De verdachte heeft een diefstal met braak uit een auto gepleegd en hiermee heeft hij er blijk van gegeven zich niets gelegen te laten aan het eigendomsrecht van een ander. Daarnaast heeft hij schade en hinder berokkend aan de gedupeerde eigenaar. Bovendien brengen dergelijke misdrijven gevoelens van onveiligheid in de samenleving teweeg.
Het hof heeft gelet op een de verdachte betreffend uittreksel uit de Justitiële Documentatie van 4 mei 2018, waaruit blijkt dat de verdachte eerder onherroepelijk is veroordeeld.

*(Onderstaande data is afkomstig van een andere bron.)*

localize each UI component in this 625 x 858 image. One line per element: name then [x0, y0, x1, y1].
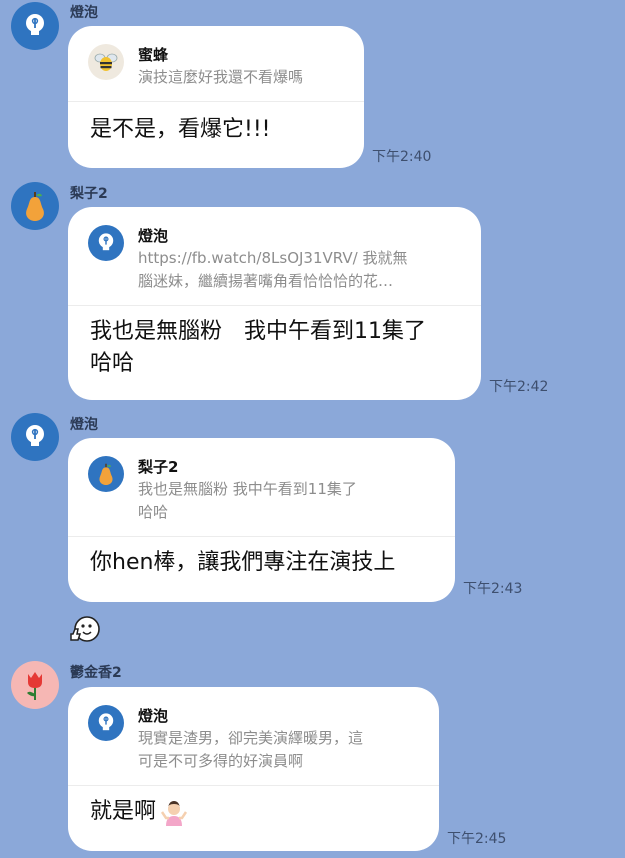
message-text: 哈哈 [90, 351, 135, 376]
avatar-bulb[interactable] [11, 2, 59, 50]
message-bubble[interactable]: 蜜蜂 演技這麼好我還不看爆嗎 是不是，看爆它!!! [68, 26, 364, 168]
quote-text: 哈哈 [138, 503, 169, 521]
message-bubble[interactable]: 燈泡 https://fb.watch/8LsOJ31VRV/ 我就無 腦迷妹，… [68, 207, 481, 400]
shrug-emoji-icon [160, 801, 188, 826]
bulb-icon [26, 425, 44, 446]
reply-quote[interactable]: 燈泡 https://fb.watch/8LsOJ31VRV/ 我就無 腦迷妹，… [68, 207, 481, 306]
quote-text: 演技這麼好我還不看爆嗎 [138, 68, 304, 86]
quote-text: 現實是渣男，卻完美演繹暖男，這 [138, 729, 364, 747]
sender-name: 燈泡 [70, 5, 98, 21]
message-time: 下午2:40 [372, 149, 432, 165]
reply-quote[interactable]: 梨子2 我也是無腦粉 我中午看到11集了 哈哈 [68, 438, 455, 537]
quote-text: 我也是無腦粉 我中午看到11集了 [138, 480, 357, 498]
message-text: 是不是，看爆它!!! [90, 117, 271, 142]
avatar-tulip[interactable] [11, 661, 59, 709]
quote-sender: 梨子2 [138, 458, 179, 476]
sender-name: 燈泡 [70, 417, 98, 433]
message-text: 你hen棒，讓我們專注在演技上 [90, 550, 396, 575]
quote-avatar [88, 44, 124, 80]
quote-sender: 燈泡 [138, 227, 169, 245]
sticker[interactable] [68, 612, 102, 646]
message-text: 我也是無腦粉 我中午看到11集了 [90, 319, 426, 344]
reply-quote[interactable]: 燈泡 現實是渣男，卻完美演繹暖男，這 可是不可多得的好演員啊 [68, 687, 439, 786]
quote-avatar [88, 456, 124, 492]
bee-icon [94, 53, 118, 71]
sender-name: 鬱金香2 [70, 665, 122, 681]
avatar-pear[interactable] [11, 182, 59, 230]
pear-icon [26, 192, 44, 221]
bulb-icon [26, 14, 44, 35]
quote-sender: 燈泡 [138, 707, 169, 725]
bulb-icon [98, 713, 114, 731]
quote-text[interactable]: https://fb.watch/8LsOJ31VRV/ 我就無 [138, 247, 461, 270]
quote-text: 可是不可多得的好演員啊 [138, 752, 304, 770]
bulb-icon [98, 233, 114, 251]
quote-sender: 蜜蜂 [138, 46, 169, 64]
message-text: 就是啊 [90, 799, 157, 824]
message-bubble[interactable]: 梨子2 我也是無腦粉 我中午看到11集了 哈哈 你hen棒，讓我們專注在演技上 [68, 438, 455, 602]
quote-avatar [88, 225, 124, 261]
message-time: 下午2:45 [447, 831, 507, 847]
message-bubble[interactable]: 燈泡 現實是渣男，卻完美演繹暖男，這 可是不可多得的好演員啊 就是啊 [68, 687, 439, 851]
reply-quote[interactable]: 蜜蜂 演技這麼好我還不看爆嗎 [68, 26, 364, 102]
message-time: 下午2:42 [489, 379, 549, 395]
pear-icon [99, 463, 113, 485]
sender-name: 梨子2 [70, 186, 108, 202]
avatar-bulb[interactable] [11, 413, 59, 461]
quote-text: 腦迷妹，繼續揚著嘴角看恰恰恰的花… [138, 272, 394, 290]
message-time: 下午2:43 [463, 581, 523, 597]
tulip-icon [27, 672, 42, 700]
thumbs-up-sticker-icon [70, 616, 100, 642]
quote-avatar [88, 705, 124, 741]
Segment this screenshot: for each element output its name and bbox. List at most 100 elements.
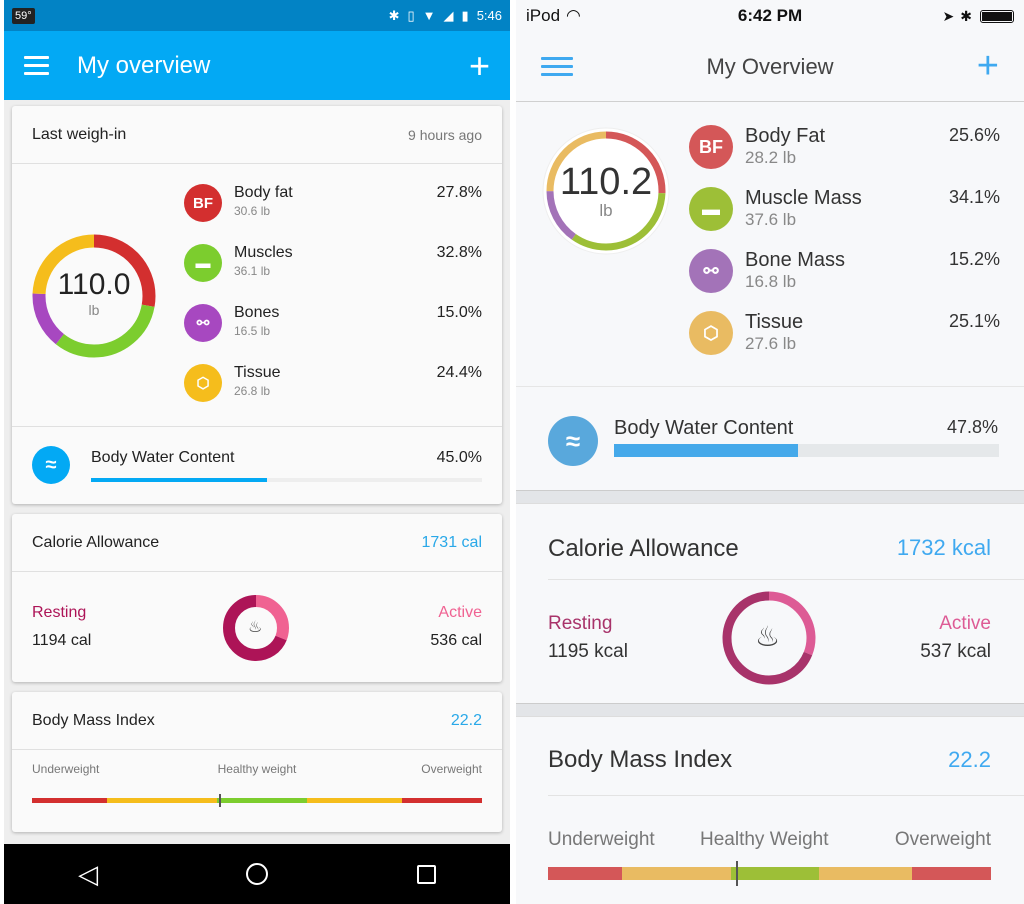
status-time: 5:46: [476, 8, 502, 23]
weighin-card[interactable]: Last weigh-in 9 hours ago 110.0 lb BF Bo…: [12, 106, 502, 504]
bmi-segment: [307, 798, 402, 803]
bmi-value: 22.2: [450, 711, 482, 729]
hexagons-icon: ⬡: [689, 311, 733, 355]
calorie-header: Calorie Allowance 1731 cal: [12, 514, 502, 572]
water-progress-fill: [614, 444, 799, 457]
item-name: Bones: [234, 304, 280, 321]
bmi-segment: [548, 867, 622, 880]
recents-icon[interactable]: [416, 864, 436, 884]
calorie-total: 1732 kcal: [896, 535, 991, 560]
composition-item[interactable]: ⬡ Tissue 26.8 lb 24.4%: [184, 364, 482, 402]
item-weight: 37.6 lb: [745, 210, 797, 229]
item-weight: 30.6 lb: [234, 204, 271, 218]
flame-icon: ♨: [248, 619, 263, 636]
water-pct: 45.0%: [436, 449, 482, 466]
item-percent: 15.0%: [436, 304, 482, 321]
item-percent: 27.8%: [436, 184, 482, 201]
bmi-scale: [548, 861, 991, 886]
resting-label: Resting: [32, 604, 87, 621]
ios-screen: iPod ◠ 6:42 PM ➤ ✱ My Overview + 110.2 l…: [516, 0, 1024, 904]
weather-temp: 59°: [12, 7, 35, 24]
app-bar: My overview +: [4, 31, 510, 100]
water-pct: 47.8%: [946, 417, 998, 437]
resting-label: Resting: [548, 613, 613, 634]
calorie-total: 1731 cal: [421, 533, 483, 551]
item-weight: 16.8 lb: [745, 272, 797, 291]
composition-item[interactable]: ⚯ Bones 16.5 lb 15.0%: [184, 304, 482, 342]
composition-item[interactable]: BF Body fat 30.6 lb 27.8%: [184, 184, 482, 222]
resting-value: 1195 kcal: [548, 641, 628, 662]
body-fat-icon: BF: [689, 125, 733, 169]
water-label: Body Water Content: [614, 417, 794, 439]
hexagons-icon: ⬡: [184, 364, 222, 402]
water-progress: [91, 478, 482, 482]
bmi-title: Body Mass Index: [548, 746, 733, 773]
item-weight: 16.5 lb: [234, 324, 271, 338]
item-name: Bone Mass: [745, 249, 846, 271]
bmi-header: Body Mass Index 22.2: [12, 692, 502, 750]
item-weight: 36.1 lb: [234, 264, 271, 278]
active-label: Active: [939, 613, 991, 634]
page-title: My overview: [77, 51, 211, 79]
bmi-segment: [217, 798, 308, 803]
item-percent: 32.8%: [436, 244, 482, 261]
add-button[interactable]: +: [469, 47, 490, 84]
bluetooth-icon: ✱: [388, 7, 400, 23]
bmi-segment: [401, 798, 482, 803]
item-percent: 25.1%: [948, 311, 1000, 331]
item-name: Body fat: [234, 184, 293, 201]
bmi-segment: [32, 798, 107, 803]
composition-item[interactable]: ⬡ Tissue 27.6 lb 25.1%: [689, 311, 1000, 355]
dumbbell-icon: ▬: [689, 187, 733, 231]
composition-item[interactable]: ▬ Muscle Mass 37.6 lb 34.1%: [689, 187, 1000, 231]
item-weight: 26.8 lb: [234, 384, 271, 398]
menu-icon[interactable]: [24, 56, 49, 75]
bmi-title: Body Mass Index: [32, 711, 155, 729]
item-percent: 25.6%: [948, 125, 1000, 145]
android-nav-bar: ◁: [4, 844, 510, 904]
calorie-card[interactable]: Calorie Allowance 1731 cal Resting 1194 …: [12, 514, 502, 682]
item-weight: 28.2 lb: [745, 148, 797, 167]
active-label: Active: [438, 604, 482, 621]
active-value: 537 kcal: [920, 641, 991, 662]
home-icon[interactable]: [246, 863, 269, 885]
water-label: Body Water Content: [91, 449, 235, 466]
signal-icon: ◢: [443, 7, 454, 23]
bmi-label-underweight: Underweight: [548, 829, 655, 850]
bmi-label-overweight: Overweight: [421, 762, 482, 776]
item-name: Tissue: [745, 311, 804, 333]
bmi-segment: [819, 867, 913, 880]
dumbbell-icon: ▬: [184, 244, 222, 282]
wifi-icon: ▼: [422, 8, 436, 23]
composition-item[interactable]: ⚯ Bone Mass 16.8 lb 15.2%: [689, 249, 1000, 293]
item-name: Body Fat: [745, 125, 826, 147]
flame-icon: ♨: [755, 621, 781, 652]
calorie-title: Calorie Allowance: [32, 533, 160, 551]
back-icon[interactable]: ◁: [78, 859, 98, 890]
item-name: Muscles: [234, 244, 293, 261]
item-weight: 27.6 lb: [745, 334, 797, 353]
active-value: 536 cal: [430, 632, 482, 649]
bmi-segment: [106, 798, 218, 803]
android-status-bar: 59° ✱ ▯ ▼ ◢ ▮ 5:46: [4, 0, 510, 31]
item-name: Muscle Mass: [745, 187, 862, 209]
bmi-label-overweight: Overweight: [894, 829, 991, 850]
water-progress-fill: [91, 478, 267, 482]
composition-item[interactable]: ▬ Muscles 36.1 lb 32.8%: [184, 244, 482, 282]
bmi-marker: [218, 794, 221, 807]
composition-item[interactable]: BF Body Fat 28.2 lb 25.6%: [689, 125, 1000, 169]
bmi-segment: [912, 867, 991, 880]
android-screen: 59° ✱ ▯ ▼ ◢ ▮ 5:46 My overview + Last we…: [4, 0, 510, 904]
item-percent: 34.1%: [948, 187, 1000, 207]
bmi-scale: [32, 794, 482, 807]
water-icon: ≈: [32, 446, 70, 484]
bmi-value: 22.2: [948, 747, 991, 772]
calorie-title: Calorie Allowance: [548, 535, 739, 562]
bone-icon: ⚯: [689, 249, 733, 293]
item-name: Tissue: [234, 364, 281, 381]
item-percent: 24.4%: [436, 364, 482, 381]
item-percent: 15.2%: [948, 249, 1000, 269]
bmi-card[interactable]: Body Mass Index 22.2 Underweight Healthy…: [12, 692, 502, 832]
bmi-segment: [730, 867, 820, 880]
body-fat-icon: BF: [184, 184, 222, 222]
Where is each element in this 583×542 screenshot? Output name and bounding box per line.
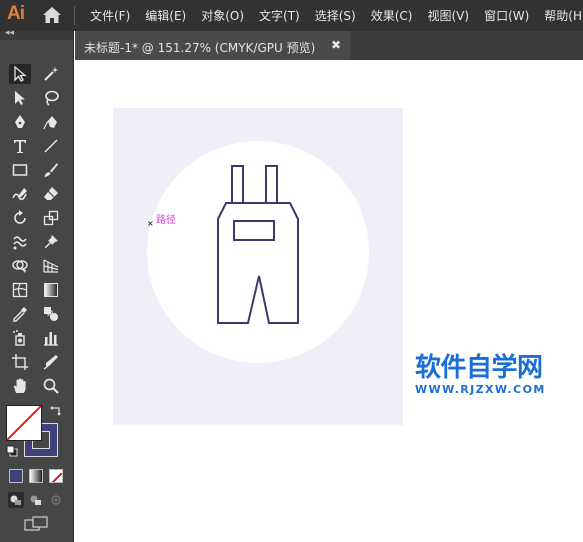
paintbrush-icon[interactable] — [40, 160, 62, 180]
screen-mode-icon[interactable] — [24, 516, 48, 532]
magic-wand-icon[interactable] — [40, 64, 62, 84]
gradient-mode-swatch[interactable] — [29, 469, 43, 483]
shaper-tool-icon[interactable] — [9, 184, 31, 204]
default-colors-icon[interactable] — [6, 445, 18, 457]
menu-effect[interactable]: 效果(C) — [371, 7, 413, 24]
line-tool-icon[interactable] — [40, 136, 62, 156]
none-fill-icon — [7, 406, 41, 440]
pen-tool-icon[interactable] — [9, 112, 31, 132]
menu-view[interactable]: 视图(V) — [427, 7, 469, 24]
artboard[interactable] — [113, 108, 403, 425]
document-tab[interactable]: 未标题-1* @ 151.27% (CMYK/GPU 预览) ✖ — [75, 31, 350, 60]
curvature-tool-icon[interactable] — [40, 112, 62, 132]
overalls-illustration[interactable] — [211, 164, 305, 330]
close-icon[interactable]: ✖ — [331, 38, 341, 52]
right-strap — [265, 165, 278, 204]
rectangle-tool-icon[interactable] — [9, 160, 31, 180]
eyedropper-icon[interactable] — [9, 304, 31, 324]
swap-fill-stroke-icon[interactable] — [49, 405, 63, 419]
menu-help[interactable]: 帮助(H) — [544, 7, 583, 24]
none-icon — [51, 472, 62, 482]
draw-inside-icon[interactable] — [48, 492, 64, 508]
zoom-tool-icon[interactable] — [40, 376, 62, 396]
scale-tool-icon[interactable] — [40, 208, 62, 228]
gradient-tool-icon[interactable] — [40, 280, 62, 300]
tools-panel-header: ◂◂ — [0, 28, 73, 40]
eraser-icon[interactable] — [40, 184, 62, 204]
mesh-tool-icon[interactable] — [9, 280, 31, 300]
home-icon[interactable] — [42, 6, 62, 24]
menu-bar: Ai 文件(F) 编辑(E) 对象(O) 文字(T) 选择(S) 效果(C) 视… — [0, 0, 583, 31]
draw-normal-icon[interactable] — [8, 492, 24, 508]
none-mode-swatch[interactable] — [49, 469, 63, 483]
type-tool-icon[interactable] — [9, 136, 31, 156]
menu-file[interactable]: 文件(F) — [90, 7, 130, 24]
watermark: 软件自学网 WWW.RJZXW.COM — [415, 354, 546, 396]
shape-builder-icon[interactable] — [9, 256, 31, 276]
tools-panel: ◂◂ — [0, 28, 74, 542]
fill-swatch[interactable] — [6, 405, 42, 441]
document-tab-bar: 未标题-1* @ 151.27% (CMYK/GPU 预览) ✖ — [75, 31, 583, 60]
puppet-warp-icon[interactable] — [9, 232, 31, 252]
blend-tool-icon[interactable] — [40, 304, 62, 324]
menu-edit[interactable]: 编辑(E) — [145, 7, 186, 24]
watermark-url: WWW.RJZXW.COM — [415, 383, 546, 396]
menu-window[interactable]: 窗口(W) — [484, 7, 529, 24]
menu-items: 文件(F) 编辑(E) 对象(O) 文字(T) 选择(S) 效果(C) 视图(V… — [90, 0, 583, 31]
canvas-area[interactable] — [74, 60, 583, 542]
artboard-tool-icon[interactable] — [9, 352, 31, 372]
document-tab-label: 未标题-1* @ 151.27% (CMYK/GPU 预览) — [84, 41, 316, 55]
menu-type[interactable]: 文字(T) — [259, 7, 300, 24]
direct-selection-icon[interactable] — [9, 88, 31, 108]
collapse-icon[interactable]: ◂◂ — [5, 28, 14, 38]
watermark-title: 软件自学网 — [415, 353, 543, 383]
app-logo: Ai — [7, 3, 25, 24]
bar-graph-icon[interactable] — [40, 328, 62, 348]
pin-icon[interactable] — [40, 232, 62, 252]
menu-separator — [74, 6, 75, 25]
anchor-point-marker: × — [147, 219, 154, 228]
rotate-tool-icon[interactable] — [9, 208, 31, 228]
bib-pocket — [233, 220, 275, 241]
slice-tool-icon[interactable] — [40, 352, 62, 372]
hand-tool-icon[interactable] — [9, 376, 31, 396]
symbol-sprayer-icon[interactable] — [9, 328, 31, 348]
selection-tool-icon[interactable] — [9, 64, 31, 84]
perspective-grid-icon[interactable] — [40, 256, 62, 276]
left-strap — [231, 165, 244, 204]
color-mode-swatch[interactable] — [9, 469, 23, 483]
lasso-icon[interactable] — [40, 88, 62, 108]
menu-object[interactable]: 对象(O) — [201, 7, 244, 24]
draw-behind-icon[interactable] — [28, 492, 44, 508]
menu-select[interactable]: 选择(S) — [315, 7, 356, 24]
smart-guide-path-label: 路径 — [156, 215, 176, 226]
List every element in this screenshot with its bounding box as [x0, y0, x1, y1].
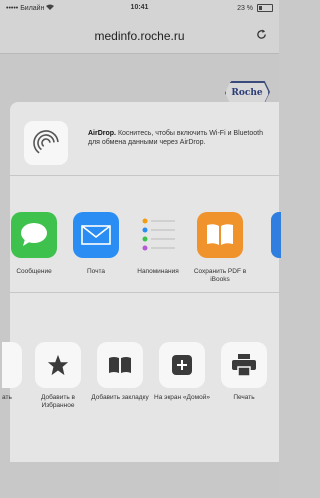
action-add-favorites[interactable]: Добавить в Избранное [28, 342, 88, 410]
reminders-icon[interactable] [135, 212, 181, 258]
action-print[interactable]: Печать [214, 342, 274, 402]
share-app-messages[interactable]: Сообщение [4, 212, 64, 276]
roche-logo[interactable]: Roche [225, 82, 269, 104]
printer-icon[interactable] [221, 342, 267, 388]
action-label: Добавить закладку [91, 394, 149, 401]
partial-action-icon[interactable] [2, 342, 22, 388]
book-icon[interactable] [97, 342, 143, 388]
add-home-icon[interactable] [159, 342, 205, 388]
airdrop-section[interactable]: AirDrop. Коснитесь, чтобы включить Wi-Fi… [10, 102, 279, 176]
battery-percent: 23 % [237, 4, 254, 12]
share-app-reminders[interactable]: Напоминания [128, 212, 188, 276]
share-actions-row: ать Добавить в Избранное Добавить заклад… [2, 342, 279, 462]
airdrop-message: AirDrop. Коснитесь, чтобы включить Wi-Fi… [88, 130, 263, 146]
address-bar[interactable]: medinfo.roche.ru [0, 17, 279, 54]
action-label: На экран «Домой» [154, 394, 210, 401]
share-app-label: Сообщение [16, 268, 52, 275]
action-label: Добавить в Избранное [41, 394, 75, 409]
share-app-label: Сохранить PDF в iBooks [193, 268, 247, 283]
share-app-more[interactable] [271, 212, 281, 258]
messages-icon[interactable] [11, 212, 57, 258]
airdrop-icon[interactable] [24, 121, 68, 165]
share-apps-row: Сообщение Почта Напоминания Сохранить PD… [10, 212, 281, 293]
share-app-label: Почта [86, 268, 106, 275]
url-text[interactable]: medinfo.roche.ru [0, 29, 279, 43]
reload-icon[interactable] [256, 28, 267, 43]
share-sheet: AirDrop. Коснитесь, чтобы включить Wi-Fi… [2, 102, 281, 462]
action-add-bookmark[interactable]: Добавить закладку [90, 342, 150, 402]
star-icon[interactable] [35, 342, 81, 388]
status-bar: ••••• Билайн 10:41 23 % [0, 0, 279, 17]
action-add-home-screen[interactable]: На экран «Домой» [152, 342, 212, 402]
share-app-ibooks[interactable]: Сохранить PDF в iBooks [190, 212, 250, 284]
ibooks-icon[interactable] [197, 212, 243, 258]
airdrop-title: AirDrop. [88, 130, 116, 137]
share-app-label: Напоминания [137, 268, 179, 275]
mail-icon[interactable] [73, 212, 119, 258]
battery-icon [257, 4, 273, 12]
share-app-mail[interactable]: Почта [66, 212, 126, 276]
action-label: Печать [233, 394, 255, 401]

Nu deze veroordelingen geen recente gelijksoortige misdrijven betreffen zal het hof deze niet in het nadeel van de verdachte meewegen.
In het voordeel van de verdachte weegt mee dat hij zich vrijwillig laat begeleiden door HVO Querido en gemotiveerd lijkt om na een langdurige verslaving zijn drugsproblematiek aan te pakken. Dit vormt de aanleiding om de straf gedeeltelijk voorwaardelijk op te leggen. De verdachte kan deze kans aangrijpen en dit dient tevens als stok achter de deur om niet opnieuw over te gaan tot het plegen van een strafbaar feit.
Met betrekking tot de redelijke termijn als bedoeld in artikel 6 EVRM en het procesverloop in hoger beroep in deze zaak wordt het volgende overwogen.
De politierechter heeft op 27 januari 2015 het vonnis uitgesproken. Diezelfde dag heeft de verdachte hoger beroep ingesteld. Het hof heeft op 18 mei 2018 uiteindelijk de zaak inhoudelijk behandeld. De zaak is dus in hoger beroep niet afgerond met een eindbeslissing binnen twee jaren na instellen van het rechtsmiddel. De redelijke termijn is overschreden met ruim 1 jaar en 3 maanden.
Deze overschrijding zal worden verdisconteerd in de strafmaat, in die zin dat het hof, alles afwegende en gelet op de LOVS-oriëntatiepunten, in beginsel een taakstraf voor de duur van 50 uren passend en geboden acht, maar deze, gelet op het tijdsverloop, zal matigen tot een deels voorwaardelijke taakstraf.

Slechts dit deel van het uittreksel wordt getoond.